When an author is traditionally published, she gets some say in a cover but not much. A lot depends on the publishing house. I was always asked what my initial concept was, and after that they'd say, "Here's what we did." I've had author friends who hated their covers but couldn't do anything about it. I had one I didn't much care for, but I trusted the publisher to do what worked for the masses, not just for me.
As an independent, an author is responsible for everything, including the cover. Knowing I have the artistic talent of a Brahma bull, I hire people to do my covers. I've been lucky to find cover artists who can take my germ of an idea and make it beautiful.
When the first Sleuth Sisters came along, I had no idea it would be a series (or so popular: Thank you all!) I wanted three pairs of shoes, each representing the personality of a sister. Obviously that meant heels for Retta, casuals for Faye, and businesslike for Barb. I hired Clarissa Yeo of Yeocla Designs, and this is what she came up with.

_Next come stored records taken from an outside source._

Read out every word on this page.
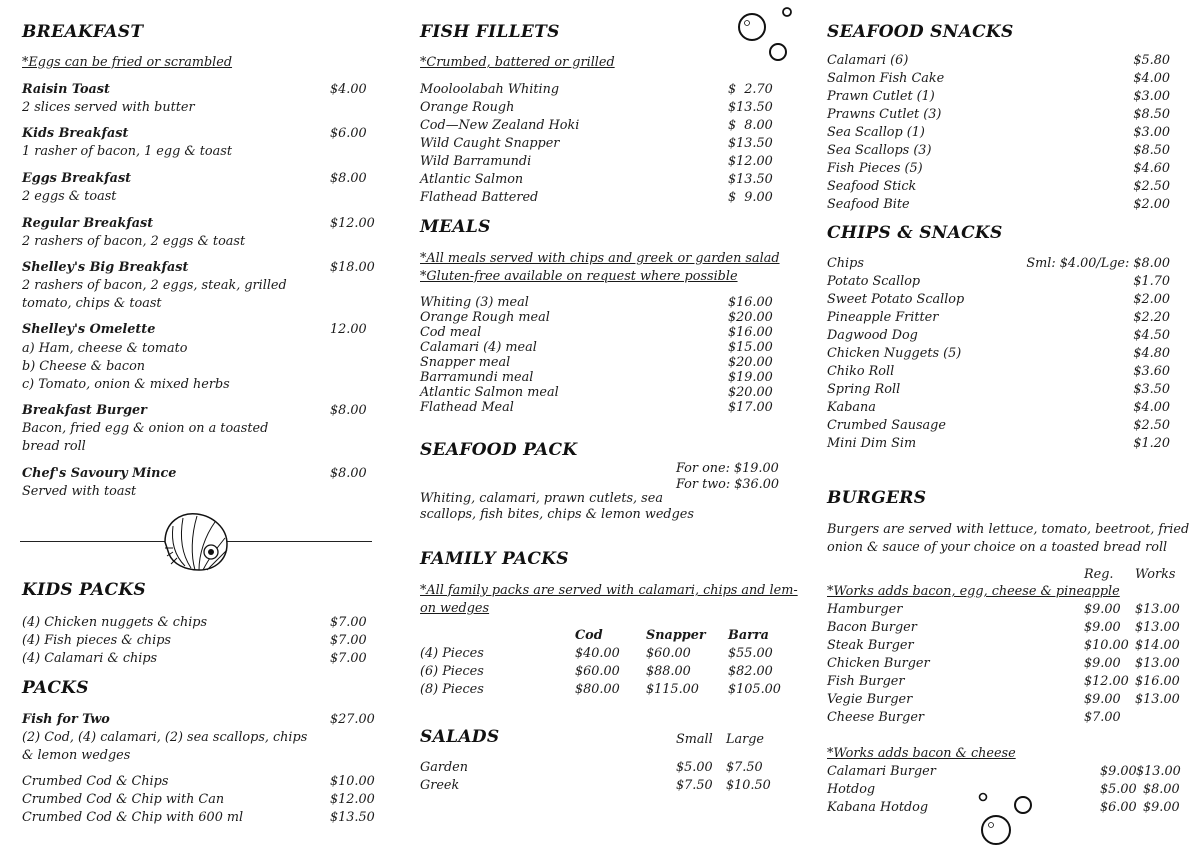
BREAKFAST
*Eggs can be fried or scrambled
Raisin Toast	$4.00
2 slices served with butter
Kids Breakfast	$6.00
1 rasher of bacon, 1 egg & toast
Eggs Breakfast	$8.00
2 eggs & toast
Regular Breakfast	$12.00
2 rashers of bacon, 2 eggs & toast
Shelley's Big Breakfast	$18.00
2 rashers of bacon, 2 eggs, steak, grilled
tomato, chips & toast
Shelley's Omelette	12.00
a) Ham, cheese & tomato
b) Cheese & bacon
c) Tomato, onion & mixed herbs
Breakfast Burger	$8.00
Bacon, fried egg & onion on a toasted
bread roll
Chef's Savoury Mince	$8.00
Served with toast
KIDS PACKS
(4) Chicken nuggets & chips	$7.00
(4) Fish pieces & chips	$7.00
(4) Calamari & chips	$7.00
PACKS
Fish for Two	$27.00
(2) Cod, (4) calamari, (2) sea scallops, chips
& lemon wedges
Crumbed Cod & Chips	$10.00
Crumbed Cod & Chip with Can	$12.00
Crumbed Cod & Chip with 600 ml	$13.50
FISH FILLETS
*Crumbed, battered or grilled
Mooloolabah Whiting	$  2.70
Orange Rough	$13.50
Cod—New Zealand Hoki	$  8.00
Wild Caught Snapper	$13.50
Wild Barramundi	$12.00
Atlantic Salmon	$13.50
Flathead Battered	$  9.00
MEALS
*All meals served with chips and greek or garden salad
*Gluten-free available on request where possible
Whiting (3) meal	$16.00
Orange Rough meal	$20.00
Cod meal	$16.00
Calamari (4) meal	$15.00
Snapper meal	$20.00
Barramundi meal	$19.00
Atlantic Salmon meal	$20.00
Flathead Meal	$17.00
SEAFOOD PACK
For one: $19.00
For two: $36.00
Whiting, calamari, prawn cutlets, sea
scallops, fish bites, chips & lemon wedges
FAMILY PACKS
*All family packs are served with calamari, chips and lem-
on wedges
Cod	Snapper Barra
(4) Pieces	$40.00 $60.00	$55.00
(6) Pieces	$60.00 $88.00	$82.00
(8) Pieces	$80.00 $115.00 $105.00
SALADS	Small Large
Garden	$5.00 $7.50
Greek	$7.50 $10.50
SEAFOOD SNACKS
Calamari (6)	$5.80
Salmon Fish Cake	$4.00
Prawn Cutlet (1)	$3.00
Prawns Cutlet (3)	$8.50
Sea Scallop (1)	$3.00
Sea Scallops (3)	$8.50
Fish Pieces (5)	$4.60
Seafood Stick	$2.50
Seafood Bite	$2.00
CHIPS & SNACKS
Chips	Sml: $4.00/Lge: $8.00
Potato Scallop	$1.70
Sweet Potato Scallop	$2.00
Pineapple Fritter	$2.20
Dagwood Dog	$4.50
Chicken Nuggets (5)	$4.80
Chiko Roll	$3.60
Spring Roll	$3.50
Kabana	$4.00
Crumbed Sausage	$2.50
Mini Dim Sim	$1.20
BURGERS
Burgers are served with lettuce, tomato, beetroot, fried
onion & sauce of your choice on a toasted bread roll
Reg. Works
*Works adds bacon, egg, cheese & pineapple
Hamburger	$9.00 $13.00
Bacon Burger	$9.00 $13.00
Steak Burger	$10.00 $14.00
Chicken Burger	$9.00 $13.00
Fish Burger	$12.00 $16.00
Vegie Burger	$9.00 $13.00
Cheese Burger	$7.00
*Works adds bacon & cheese
Calamari Burger	$9.00 $13.00
Hotdog	$5.00 $8.00
Kabana Hotdog	$6.00 $9.00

Other things come into consideration too. Lettering is small on Amazon's little thumbnail sketches, so I want to make sure the title and author name are readable. Simple backgrounds are more attractive than messy ones. And color catches the eye as readers page through screens of twenty books at a time.
It's a relief when the cover is finished and I'm happy with it. I could never do one myself--Well, I could but it wouldn't be pretty. I'm perfectly willing to pay for the talents of some artist who says, "Oh, so the book is about three sisters... Let me see what I can do."